The big benefit for this model is that the storage and replication is shared and can be easily backed up. Depending on what you know about DNS this could actually be good or bad. DNS replication may or may not be in realtime in the traditional sense. And in SixSigma/Root Cause analysis the notion that SkyDNS relies on etcd means that the aggregate system is inherently less reliable.

Now what is going to happen when you have 20 or 30 applications and services that use etcd in the same way you might have previously used postgres or some other replicated db? Here is the point where I leave you hanging. etcd is a replicated KV store. There are many KV stores. I’m certain etcd is small (the rocket container is 3.5MB) Fleet and flannel and possibly a few systems use etcd for configuration management so it’s clear that it works. But where is the line? Should it be orchestration configuration management or just any kind of configuration?

etcd does not support TLS yet. So security is going to be a hack for a while. What else is missing?

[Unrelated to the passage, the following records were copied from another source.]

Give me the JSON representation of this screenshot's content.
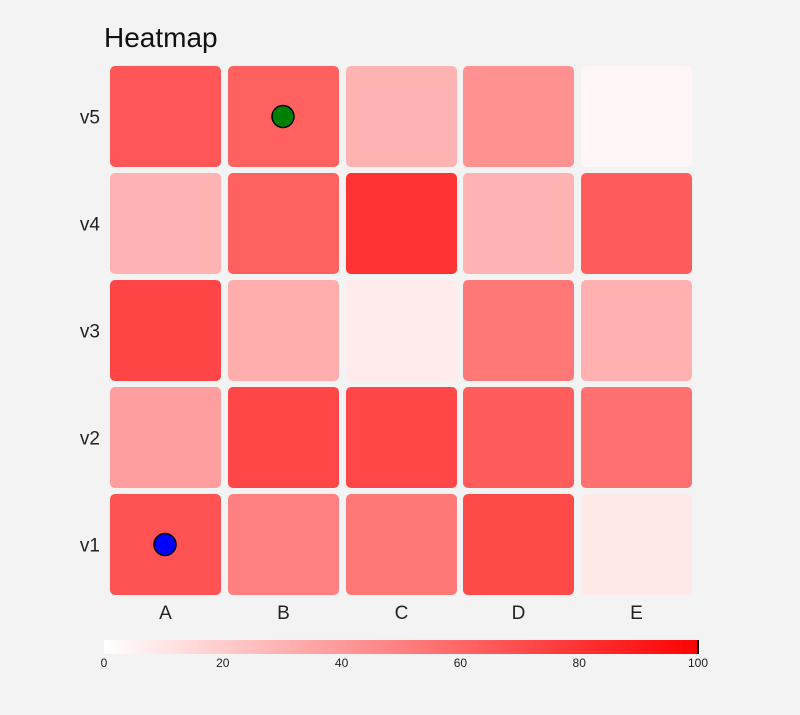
{
  "chart_data": {
    "type": "heatmap",
    "title": "Heatmap",
    "x_categories": [
      "A",
      "B",
      "C",
      "D",
      "E"
    ],
    "y_categories": [
      "v1",
      "v2",
      "v3",
      "v4",
      "v5"
    ],
    "values": {
      "v5": [
        66,
        62,
        30,
        43,
        3
      ],
      "v4": [
        30,
        62,
        80,
        30,
        64
      ],
      "v3": [
        73,
        32,
        8,
        53,
        31
      ],
      "v2": [
        38,
        72,
        72,
        64,
        56
      ],
      "v1": [
        68,
        50,
        53,
        71,
        9
      ]
    },
    "colorscale": {
      "min": 0,
      "max": 100,
      "low_color": "#ffffff",
      "high_color": "#ff0000"
    },
    "colorbar_ticks": [
      "0",
      "20",
      "40",
      "60",
      "80",
      "100"
    ],
    "markers": [
      {
        "x": "A",
        "y": "v1",
        "color": "#0000ff"
      },
      {
        "x": "B",
        "y": "v5",
        "color": "#008000"
      }
    ],
    "legend": "bottom"
  }
}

PS: If I had to deploy a DNS server right now I’d probably go with GeoDNS. It has a good reputation and is used by the NTP project. I’m pretty certain that it uses a config file instead of a database for the configuration. This also make replication simple. It also puts the burden on the application and the filesystem to replicate and slide the new configuration in. I do not see it here but I imagine that storing the configuration in a VCS repo and triggering changes would be very useful. As for services it’s time to start looking at the extended attributes.